Pimpinan Ponpes di Lombok Barat Akui Perbuatan Cabul, Klaim Hanya 'Mengijazahkan' Santriwati

Kasus dugaan pelecehan seksual yang melibatkan seorang pimpinan pondok pesantren (Ponpes) di Lombok Barat, Nusa Tenggara Barat (NTB), memasuki babak baru. Tersangka berinisial AF, yang juga menjabat sebagai ketua yayasan pondok pesantren tersebut, mengakui perbuatannya di hadapan penyidik Polresta Mataram.

AF mengklaim bahwa tindakan pencabulan dan pemerkosaan terhadap sejumlah santriwatinya tersebut sebagai bentuk "mengijazahkan". Ia berdalih bahwa perbuatan itu bertujuan untuk mengajarkan doa agar para santriwati mendapatkan pasangan dan keturunan yang baik. "Hanya untuk mengajarkan doa kepada santriwati, sederhananya 'mengijazahkan' dengan harapan mereka kemudian bisa dapat pasangan yang baik, dan keturunan yang baik," ujarnya saat diinterogasi.

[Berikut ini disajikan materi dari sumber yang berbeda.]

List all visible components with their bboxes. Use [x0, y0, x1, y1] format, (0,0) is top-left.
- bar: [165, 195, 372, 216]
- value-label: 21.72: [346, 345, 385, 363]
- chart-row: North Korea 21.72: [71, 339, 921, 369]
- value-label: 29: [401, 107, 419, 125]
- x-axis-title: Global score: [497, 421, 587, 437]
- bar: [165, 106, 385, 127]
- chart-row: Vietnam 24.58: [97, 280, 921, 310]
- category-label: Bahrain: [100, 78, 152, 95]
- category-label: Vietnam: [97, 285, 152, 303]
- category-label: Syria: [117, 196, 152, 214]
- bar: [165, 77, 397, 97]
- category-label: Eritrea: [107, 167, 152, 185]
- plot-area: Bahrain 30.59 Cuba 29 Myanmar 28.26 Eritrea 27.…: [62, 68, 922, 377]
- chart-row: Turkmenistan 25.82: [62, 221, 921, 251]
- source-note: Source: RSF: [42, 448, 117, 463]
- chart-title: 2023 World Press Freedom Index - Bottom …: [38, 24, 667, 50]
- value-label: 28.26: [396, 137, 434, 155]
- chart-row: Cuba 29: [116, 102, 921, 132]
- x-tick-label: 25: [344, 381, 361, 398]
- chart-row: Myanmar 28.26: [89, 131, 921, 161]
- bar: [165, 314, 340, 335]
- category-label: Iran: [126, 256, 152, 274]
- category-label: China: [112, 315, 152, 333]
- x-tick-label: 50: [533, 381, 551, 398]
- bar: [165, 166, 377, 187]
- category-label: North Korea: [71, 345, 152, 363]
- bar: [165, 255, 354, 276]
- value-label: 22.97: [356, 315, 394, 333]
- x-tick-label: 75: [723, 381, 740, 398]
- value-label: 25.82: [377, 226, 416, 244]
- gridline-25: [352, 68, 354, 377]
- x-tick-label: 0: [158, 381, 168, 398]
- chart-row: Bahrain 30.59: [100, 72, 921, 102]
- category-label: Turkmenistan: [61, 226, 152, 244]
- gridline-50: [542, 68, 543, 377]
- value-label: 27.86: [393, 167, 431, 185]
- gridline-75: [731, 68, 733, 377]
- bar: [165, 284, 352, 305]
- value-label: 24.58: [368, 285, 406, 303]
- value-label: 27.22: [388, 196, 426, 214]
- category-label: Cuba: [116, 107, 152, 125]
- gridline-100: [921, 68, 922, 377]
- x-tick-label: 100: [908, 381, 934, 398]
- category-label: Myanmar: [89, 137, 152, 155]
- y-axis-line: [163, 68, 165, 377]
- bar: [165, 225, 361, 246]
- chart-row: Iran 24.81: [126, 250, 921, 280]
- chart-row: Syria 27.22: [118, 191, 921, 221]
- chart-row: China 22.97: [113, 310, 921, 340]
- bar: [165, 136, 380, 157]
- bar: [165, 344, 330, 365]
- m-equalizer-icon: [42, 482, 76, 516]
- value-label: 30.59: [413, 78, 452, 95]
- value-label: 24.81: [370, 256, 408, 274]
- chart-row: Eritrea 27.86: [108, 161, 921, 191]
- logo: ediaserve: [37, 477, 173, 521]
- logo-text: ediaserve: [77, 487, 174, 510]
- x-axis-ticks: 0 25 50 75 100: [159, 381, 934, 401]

AF mengaku telah melakukan aksi bejatnya sejak tahun 2015 hingga 2021. Jumlah korban yang ia ingat mencapai sekitar 10 orang. Ia juga menyebut tidak memiliki kriteria khusus dalam memilih korban, melainkan hanya secara spontan menunjuk santriwati yang menjadi sasarannya.

Menyadari perbuatannya melanggar hukum dan agama, AF menyatakan penyesalannya. "Itu kekhilafan saya," katanya. Ia juga meminta maaf kepada para korban dan masyarakat atas perbuatannya yang telah menghancurkan masa depan para santriwati, keluarga, dan kepercayaan masyarakat.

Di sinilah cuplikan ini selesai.